借金に悩む多くの方が選んでいる「任意整理」ですが、誤った知識を持ってこの手続きを行うと、トラブルを招くことがあります。任意整理は債務整理の中でも比較的簡単な手続きで、自己破産や個人再生を避けたい、家族や職場に知られたくないといった理由から、軽い気持ちで選択する方もいます。
この記事では、任意整理に関してよく検索される情報を以下の項目でまとめています。「任意整理とは」「任意整理ができる債務」「任意整理のメリット」「任意整理のデメリット」「任意整理が選ばれる理由」「任意整理があてはまる条件」「任意整理が難しいケース」「任意整理を失敗するケース」「任意整理の費用相場」などです。

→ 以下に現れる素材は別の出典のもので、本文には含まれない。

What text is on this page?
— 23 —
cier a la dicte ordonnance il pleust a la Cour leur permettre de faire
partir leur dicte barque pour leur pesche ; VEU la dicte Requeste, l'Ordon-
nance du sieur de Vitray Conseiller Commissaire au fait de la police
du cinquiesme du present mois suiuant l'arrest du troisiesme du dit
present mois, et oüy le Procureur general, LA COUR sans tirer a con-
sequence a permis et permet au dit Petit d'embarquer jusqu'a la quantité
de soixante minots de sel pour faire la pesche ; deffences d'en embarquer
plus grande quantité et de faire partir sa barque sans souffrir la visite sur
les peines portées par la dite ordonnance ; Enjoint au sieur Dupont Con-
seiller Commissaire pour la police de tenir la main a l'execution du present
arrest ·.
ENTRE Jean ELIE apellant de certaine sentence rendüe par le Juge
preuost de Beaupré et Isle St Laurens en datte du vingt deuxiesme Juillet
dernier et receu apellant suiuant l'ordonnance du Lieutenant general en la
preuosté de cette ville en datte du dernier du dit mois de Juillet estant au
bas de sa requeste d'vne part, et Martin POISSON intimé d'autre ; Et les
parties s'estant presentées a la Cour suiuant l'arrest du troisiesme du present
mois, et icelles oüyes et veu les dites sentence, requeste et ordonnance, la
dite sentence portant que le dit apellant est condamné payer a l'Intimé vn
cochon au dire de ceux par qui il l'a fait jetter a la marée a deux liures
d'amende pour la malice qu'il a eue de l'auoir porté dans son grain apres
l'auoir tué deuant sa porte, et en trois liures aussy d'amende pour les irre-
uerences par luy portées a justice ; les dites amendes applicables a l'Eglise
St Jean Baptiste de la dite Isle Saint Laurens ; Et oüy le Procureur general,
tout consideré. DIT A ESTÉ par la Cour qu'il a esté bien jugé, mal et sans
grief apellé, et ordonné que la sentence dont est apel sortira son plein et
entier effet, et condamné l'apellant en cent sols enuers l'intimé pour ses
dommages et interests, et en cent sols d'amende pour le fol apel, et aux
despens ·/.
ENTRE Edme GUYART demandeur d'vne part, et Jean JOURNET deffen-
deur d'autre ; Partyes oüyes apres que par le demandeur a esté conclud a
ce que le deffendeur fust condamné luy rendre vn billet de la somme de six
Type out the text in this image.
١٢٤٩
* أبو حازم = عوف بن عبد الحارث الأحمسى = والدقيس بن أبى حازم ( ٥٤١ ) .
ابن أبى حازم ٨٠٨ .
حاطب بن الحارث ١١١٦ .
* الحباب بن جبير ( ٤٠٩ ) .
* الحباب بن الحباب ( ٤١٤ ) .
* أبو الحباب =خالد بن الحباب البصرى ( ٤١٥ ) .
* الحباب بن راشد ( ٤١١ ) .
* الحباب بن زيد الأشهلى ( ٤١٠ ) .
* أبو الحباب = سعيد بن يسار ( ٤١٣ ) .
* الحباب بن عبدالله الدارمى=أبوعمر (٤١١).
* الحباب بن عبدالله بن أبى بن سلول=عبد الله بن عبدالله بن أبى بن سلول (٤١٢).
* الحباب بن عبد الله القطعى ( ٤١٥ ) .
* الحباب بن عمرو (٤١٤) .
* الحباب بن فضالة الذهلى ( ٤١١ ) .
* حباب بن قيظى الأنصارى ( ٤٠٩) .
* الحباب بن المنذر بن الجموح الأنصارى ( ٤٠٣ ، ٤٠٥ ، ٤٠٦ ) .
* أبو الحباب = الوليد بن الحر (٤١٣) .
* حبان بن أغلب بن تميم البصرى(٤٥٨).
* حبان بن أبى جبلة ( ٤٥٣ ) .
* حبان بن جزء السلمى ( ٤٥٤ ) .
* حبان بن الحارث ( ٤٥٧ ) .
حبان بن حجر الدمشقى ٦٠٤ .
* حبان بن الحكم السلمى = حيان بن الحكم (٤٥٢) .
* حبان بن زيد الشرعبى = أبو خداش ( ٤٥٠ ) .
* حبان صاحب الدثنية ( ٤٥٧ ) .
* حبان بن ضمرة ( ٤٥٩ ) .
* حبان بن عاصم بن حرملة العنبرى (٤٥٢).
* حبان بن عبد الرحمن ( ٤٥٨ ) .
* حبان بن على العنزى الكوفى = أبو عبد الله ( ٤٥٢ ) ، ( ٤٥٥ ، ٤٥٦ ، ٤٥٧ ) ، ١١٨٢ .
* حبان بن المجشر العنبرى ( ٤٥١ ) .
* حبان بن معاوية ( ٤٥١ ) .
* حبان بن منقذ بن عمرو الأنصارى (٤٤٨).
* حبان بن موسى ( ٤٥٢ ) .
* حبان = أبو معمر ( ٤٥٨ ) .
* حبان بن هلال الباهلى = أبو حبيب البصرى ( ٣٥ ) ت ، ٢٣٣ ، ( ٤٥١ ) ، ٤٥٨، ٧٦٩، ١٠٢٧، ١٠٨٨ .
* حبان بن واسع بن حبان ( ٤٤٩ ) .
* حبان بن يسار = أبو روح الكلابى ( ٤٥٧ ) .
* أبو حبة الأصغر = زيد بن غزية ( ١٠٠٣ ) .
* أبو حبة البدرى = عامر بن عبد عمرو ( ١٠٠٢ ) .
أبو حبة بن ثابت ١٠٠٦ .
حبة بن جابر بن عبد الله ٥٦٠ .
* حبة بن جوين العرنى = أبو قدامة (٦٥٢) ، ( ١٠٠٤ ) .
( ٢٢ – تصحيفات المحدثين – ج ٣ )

任意整理を失敗し、余計な弁護士費用を発生させないために、ぜひご覧いただき、情報を活用していただければ幸いです。
任意整理とは
目次
任意整理とは、消費者金融や銀行、カード会社といった債権者と裁判を行わずに直接交渉を行い、毎月の返済負担を軽減してもらう方法です。この手続きでは、主に将来の利息の免除や返済回数の見直しを通じて、現状の返済額を返済可能な金額に減額することを目指します。また、過払い金が発生している場合には、過去の支払いを再計算し、違法に徴収された金利分との相殺や過払い金の返還を求めることができます。
【主な交渉内容】
・将来の利息を免除してもらう
・経過利息を免除してもらう
・遅延損害金を免除してもらう
・返済期間を延長する
・毎月の返済額を無理のない金額に調整する
【過払い金が発生している場合】
・これまでの取引を再計算し、違法金利分を明確にする
・過払い分を借金残高から差し引く
・過払い金の返還を請求する
任意整理ができる債務
任意整理は、借り手(債務者)と貸し手(債権者)が自由に話し合いを行う形で進められます(契約自由の原則に基づくものです)。そのため、私的な借金に関しては原則として全てを交渉の対象にすることが可能です。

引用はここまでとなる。